Here’s how Michael Kimmelman of The New York Times explains the Koolhaas twist:
“A corrective to the focus on growing cities, “Countryside” aims to turn a spotlight on the 98 percent of the planet not yet occupied by cities. Anticipating the obvious criticism, Mr. Koolhaas describes the show as a “pointillist” portrait, a “global sampling” of “the current condition of ‘countryside,’” which he acknowledges seems “a glaringly inadequate term for all the territory that is not urban.”
“By not-urban territory, in other words, Mr. Koolhaas means farms and wilderness and oceans and villages — the Kalahari, the Great Barrier Reef, and the Dakotas — but also dense exurban clusters of high-tech industrial sites and mega-campuses for Amazon fulfillment centers and Tesla giga-factories in places like the high desert outside Reno, Nevada.”

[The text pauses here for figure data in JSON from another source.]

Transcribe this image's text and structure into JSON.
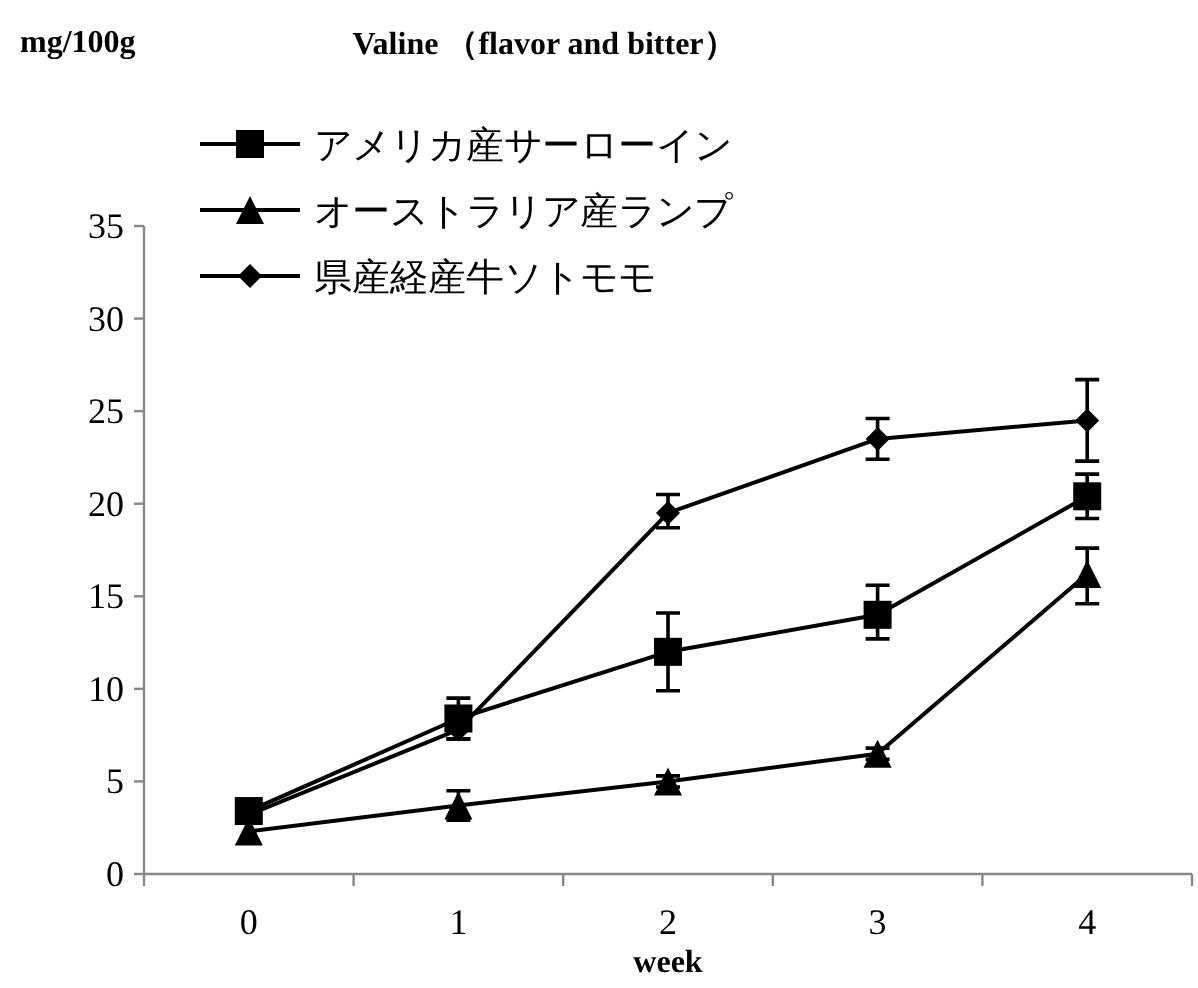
{
  "chart_data": {
    "type": "line",
    "title": "Valine （flavor and bitter）",
    "ylabel": "mg/100g",
    "xlabel": "week",
    "categories": [
      "0",
      "1",
      "2",
      "3",
      "4"
    ],
    "ylim": [
      0,
      35
    ],
    "yticks": [
      0,
      5,
      10,
      15,
      20,
      25,
      30,
      35
    ],
    "grid": false,
    "legend": "top left",
    "line_style": "solid",
    "series": [
      {
        "name": "アメリカ産サーローイン",
        "color": "#000000",
        "marker": "square",
        "values": [
          3.4,
          8.4,
          12.0,
          14.0,
          20.4
        ],
        "errors": [
          null,
          1.1,
          2.1,
          [
            12.7,
            15.6
          ],
          1.2
        ]
      },
      {
        "name": "オーストラリア産ランプ",
        "color": "#000000",
        "marker": "triangle",
        "values": [
          2.3,
          3.7,
          5.0,
          6.5,
          16.2
        ],
        "errors": [
          null,
          0.8,
          0.3,
          0.3,
          [
            14.6,
            17.6
          ]
        ]
      },
      {
        "name": "県産経産牛ソトモモ",
        "color": "#000000",
        "marker": "diamond",
        "values": [
          3.2,
          7.8,
          19.5,
          23.5,
          24.5
        ],
        "errors": [
          null,
          0.5,
          [
            18.7,
            20.5
          ],
          1.1,
          2.2
        ]
      }
    ]
  }
}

Koolhaas is now 75. His firm spawns many noted architects but still has few buildings in America. Indeed the Seattle Library commission, a big gamble at the time, is said to have rescued the struggling Dutch firm and put Koolhaas’ wry, campy and disruptive aesthetic on the map.
It’s interesting to note that Seattle, not particularly known for its architecture, showcases four famous and influential architects. The Dutchman Koolhaas, a former journalist and compelling writer, has forged a new kind of boldly engineered third-wave, ironic modernism. Robert Venturi, the designer of the Seattle Art Museum’s first phase downtown, is perhaps best known for his books, touting an assemblage of contradictory effects (including garish streetscapes); he’s also an ironist. Steven Holl, who is from this area but now practices in New York, designed the swooping St. Ignatius Chapel at Seattle U. and the too-small Bellevue Arts Museum and is much in demand for museums and libraries with sculptural romance. Lastly, there is Frank Gehry, designer of the Museum of Popular Culture at Seattle Center, a.k.a. Experience Music Project, where client and architect tried (and failed) to forge a partnership.

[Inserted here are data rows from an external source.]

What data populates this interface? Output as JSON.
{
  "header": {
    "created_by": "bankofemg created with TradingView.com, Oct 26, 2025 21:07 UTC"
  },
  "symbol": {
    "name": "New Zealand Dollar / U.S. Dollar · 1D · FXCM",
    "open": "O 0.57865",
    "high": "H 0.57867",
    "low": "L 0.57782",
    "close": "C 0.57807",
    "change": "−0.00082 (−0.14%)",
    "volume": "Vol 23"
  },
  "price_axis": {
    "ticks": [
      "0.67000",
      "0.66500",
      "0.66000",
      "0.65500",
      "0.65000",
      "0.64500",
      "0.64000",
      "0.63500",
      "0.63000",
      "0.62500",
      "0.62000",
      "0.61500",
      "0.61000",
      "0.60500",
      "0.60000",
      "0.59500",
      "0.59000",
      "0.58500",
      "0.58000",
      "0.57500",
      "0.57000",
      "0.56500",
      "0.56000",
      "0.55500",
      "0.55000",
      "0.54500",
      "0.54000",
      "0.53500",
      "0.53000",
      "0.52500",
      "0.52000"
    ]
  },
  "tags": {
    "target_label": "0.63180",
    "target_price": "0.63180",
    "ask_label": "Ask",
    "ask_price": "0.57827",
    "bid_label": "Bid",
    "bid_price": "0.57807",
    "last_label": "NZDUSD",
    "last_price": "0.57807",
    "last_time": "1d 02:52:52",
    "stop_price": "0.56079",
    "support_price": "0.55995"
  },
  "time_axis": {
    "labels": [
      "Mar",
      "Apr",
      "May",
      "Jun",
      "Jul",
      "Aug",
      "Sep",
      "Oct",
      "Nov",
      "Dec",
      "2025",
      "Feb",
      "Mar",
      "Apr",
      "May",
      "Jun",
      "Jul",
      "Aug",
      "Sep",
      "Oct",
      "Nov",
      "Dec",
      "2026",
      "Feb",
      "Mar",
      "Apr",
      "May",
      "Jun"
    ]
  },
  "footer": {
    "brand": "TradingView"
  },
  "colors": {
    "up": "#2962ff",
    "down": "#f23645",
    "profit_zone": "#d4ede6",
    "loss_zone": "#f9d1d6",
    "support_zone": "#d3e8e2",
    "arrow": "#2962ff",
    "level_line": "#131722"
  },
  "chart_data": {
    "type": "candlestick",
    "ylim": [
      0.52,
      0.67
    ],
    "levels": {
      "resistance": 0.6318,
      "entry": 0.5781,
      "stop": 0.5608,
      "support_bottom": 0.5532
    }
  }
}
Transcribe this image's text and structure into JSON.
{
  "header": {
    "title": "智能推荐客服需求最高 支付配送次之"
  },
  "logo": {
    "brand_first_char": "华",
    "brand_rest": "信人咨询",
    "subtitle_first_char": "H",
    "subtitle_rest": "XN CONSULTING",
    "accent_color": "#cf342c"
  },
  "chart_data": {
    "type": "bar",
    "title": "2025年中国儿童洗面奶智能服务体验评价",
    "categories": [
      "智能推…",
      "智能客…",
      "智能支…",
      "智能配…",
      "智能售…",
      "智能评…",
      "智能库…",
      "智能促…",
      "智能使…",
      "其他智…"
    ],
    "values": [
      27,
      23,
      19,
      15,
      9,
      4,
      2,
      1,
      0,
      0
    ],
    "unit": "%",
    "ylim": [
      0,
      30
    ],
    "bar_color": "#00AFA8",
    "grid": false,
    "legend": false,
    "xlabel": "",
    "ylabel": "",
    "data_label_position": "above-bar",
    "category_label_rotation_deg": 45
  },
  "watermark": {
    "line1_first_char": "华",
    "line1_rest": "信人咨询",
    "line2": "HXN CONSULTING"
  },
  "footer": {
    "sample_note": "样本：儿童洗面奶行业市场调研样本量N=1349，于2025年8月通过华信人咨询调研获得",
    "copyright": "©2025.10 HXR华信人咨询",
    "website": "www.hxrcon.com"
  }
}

Not bad for a city that long fended off international architects, protecting its local firms and developers. Missing in all this is anything like a regional style, though Western Washington University is a showcase of local architects and their taste for a Nordic, warmed-up, humanistic modernism. The Big Four may not have done their best work in Seattle, but their global influence fits well with Seattle’s own disruptive aspirations.
The restless, endlessly curious Koolhaas is now looking at the algorithms designing strange new buildings outside cities, escaping from humanism. These structures, he says, evoke the Manhattan of the 1970s with its sense of “calamity and an unfolding experiment.” Maybe that’s the current Seattle spirit, too?